The Child Maintenance Service recently piloted ‘Real Time Customer Feedback’ on behalf of the department to better understand customer experience.

  • Customers were given the opportunity to rate the service immediately after their contact with the department and provide narrative feedback on their experience. As this feedback has been provided in real time, where service concerns or failures were identified Child Maintenance colleagues were able to go back to the customer to further resolve their enquiry, improving customer service outcomes as well as providing valuable learning to improve our service offering.
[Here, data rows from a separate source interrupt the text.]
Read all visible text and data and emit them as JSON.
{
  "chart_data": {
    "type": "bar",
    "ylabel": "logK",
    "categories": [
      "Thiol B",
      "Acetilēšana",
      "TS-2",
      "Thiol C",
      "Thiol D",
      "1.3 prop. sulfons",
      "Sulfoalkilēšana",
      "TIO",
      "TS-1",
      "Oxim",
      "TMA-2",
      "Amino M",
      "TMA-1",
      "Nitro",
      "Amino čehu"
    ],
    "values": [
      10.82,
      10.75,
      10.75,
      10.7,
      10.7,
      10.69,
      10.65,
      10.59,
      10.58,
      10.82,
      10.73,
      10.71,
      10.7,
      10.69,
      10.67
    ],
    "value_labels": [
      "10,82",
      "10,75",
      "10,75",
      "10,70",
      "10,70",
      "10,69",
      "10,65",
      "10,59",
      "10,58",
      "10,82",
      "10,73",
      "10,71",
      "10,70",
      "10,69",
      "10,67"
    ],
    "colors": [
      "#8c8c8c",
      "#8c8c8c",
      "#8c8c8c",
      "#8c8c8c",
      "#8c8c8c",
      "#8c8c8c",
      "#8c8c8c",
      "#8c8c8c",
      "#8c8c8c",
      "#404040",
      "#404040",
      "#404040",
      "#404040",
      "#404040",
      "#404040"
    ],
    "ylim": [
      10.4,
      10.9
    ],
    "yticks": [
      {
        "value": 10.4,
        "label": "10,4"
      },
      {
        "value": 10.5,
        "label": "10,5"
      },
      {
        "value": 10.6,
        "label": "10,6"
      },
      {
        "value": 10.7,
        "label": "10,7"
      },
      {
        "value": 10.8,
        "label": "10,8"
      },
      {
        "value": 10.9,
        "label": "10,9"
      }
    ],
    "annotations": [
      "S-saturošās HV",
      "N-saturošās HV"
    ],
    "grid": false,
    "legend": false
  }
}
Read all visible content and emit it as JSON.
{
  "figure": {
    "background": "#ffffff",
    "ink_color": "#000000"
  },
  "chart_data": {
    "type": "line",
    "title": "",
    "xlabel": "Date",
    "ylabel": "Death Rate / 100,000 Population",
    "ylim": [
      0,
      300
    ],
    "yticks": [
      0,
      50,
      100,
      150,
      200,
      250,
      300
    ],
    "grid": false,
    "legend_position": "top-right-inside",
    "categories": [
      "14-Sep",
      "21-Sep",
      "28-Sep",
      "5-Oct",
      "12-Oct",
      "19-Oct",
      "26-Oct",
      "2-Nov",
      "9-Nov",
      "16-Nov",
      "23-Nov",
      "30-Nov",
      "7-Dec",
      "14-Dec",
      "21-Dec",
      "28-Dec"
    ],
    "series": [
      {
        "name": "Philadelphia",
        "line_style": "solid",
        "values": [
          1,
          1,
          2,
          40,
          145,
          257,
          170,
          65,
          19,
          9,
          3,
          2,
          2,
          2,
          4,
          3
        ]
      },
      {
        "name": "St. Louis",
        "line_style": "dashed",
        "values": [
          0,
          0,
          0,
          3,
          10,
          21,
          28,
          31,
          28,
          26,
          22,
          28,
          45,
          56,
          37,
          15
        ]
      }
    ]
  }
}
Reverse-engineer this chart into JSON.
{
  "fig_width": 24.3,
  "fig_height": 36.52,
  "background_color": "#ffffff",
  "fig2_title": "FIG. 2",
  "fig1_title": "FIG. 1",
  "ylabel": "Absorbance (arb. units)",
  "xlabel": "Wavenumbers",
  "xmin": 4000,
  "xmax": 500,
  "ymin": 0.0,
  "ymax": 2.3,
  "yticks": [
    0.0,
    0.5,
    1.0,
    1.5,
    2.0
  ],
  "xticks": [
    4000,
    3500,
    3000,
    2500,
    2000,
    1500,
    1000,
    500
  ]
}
This pilot is currently supporting a business case for wider rollout.

Sessions planned in March for MP researchers to support them in constituency casework relating to Child Maintenance.

Enforcement

  • We are committed to making the most effective use of our strong enforcement powers and have made a number of improvements to our processes.
  • Our strategy is to tackle breakdowns at earliest opportunity and use preferred Method of Payments (Deductions of Earnings Orders/Direct Debits) which achieve a higher rate of compliance, whilst agreeing more sustainable ongoing payments.
  • Deduction from earnings orders processes have been simplified to increase efficiency of this process.  Improvements have been introduced to the way employers make DEO payments through CMS to get money to families quicker by reducing or removing any manual intervention in allocating a payment.
  • We have also brought forward the point at which we make deductions from bank accounts. This has not only increased the volume of deductions from bank accounts but also means we are getting money to children more quickly.
  • A Private Members’ Bill (PMB) to streamline CMS enforcement, sponsored by Siobhan Baillie, had its Second Reading stage on 9 December 2022. The PMB removes the requirement to make court applications for liability orders which enable the CMS to progress with enforcement action, thus improving the efficiency of the enforcement process.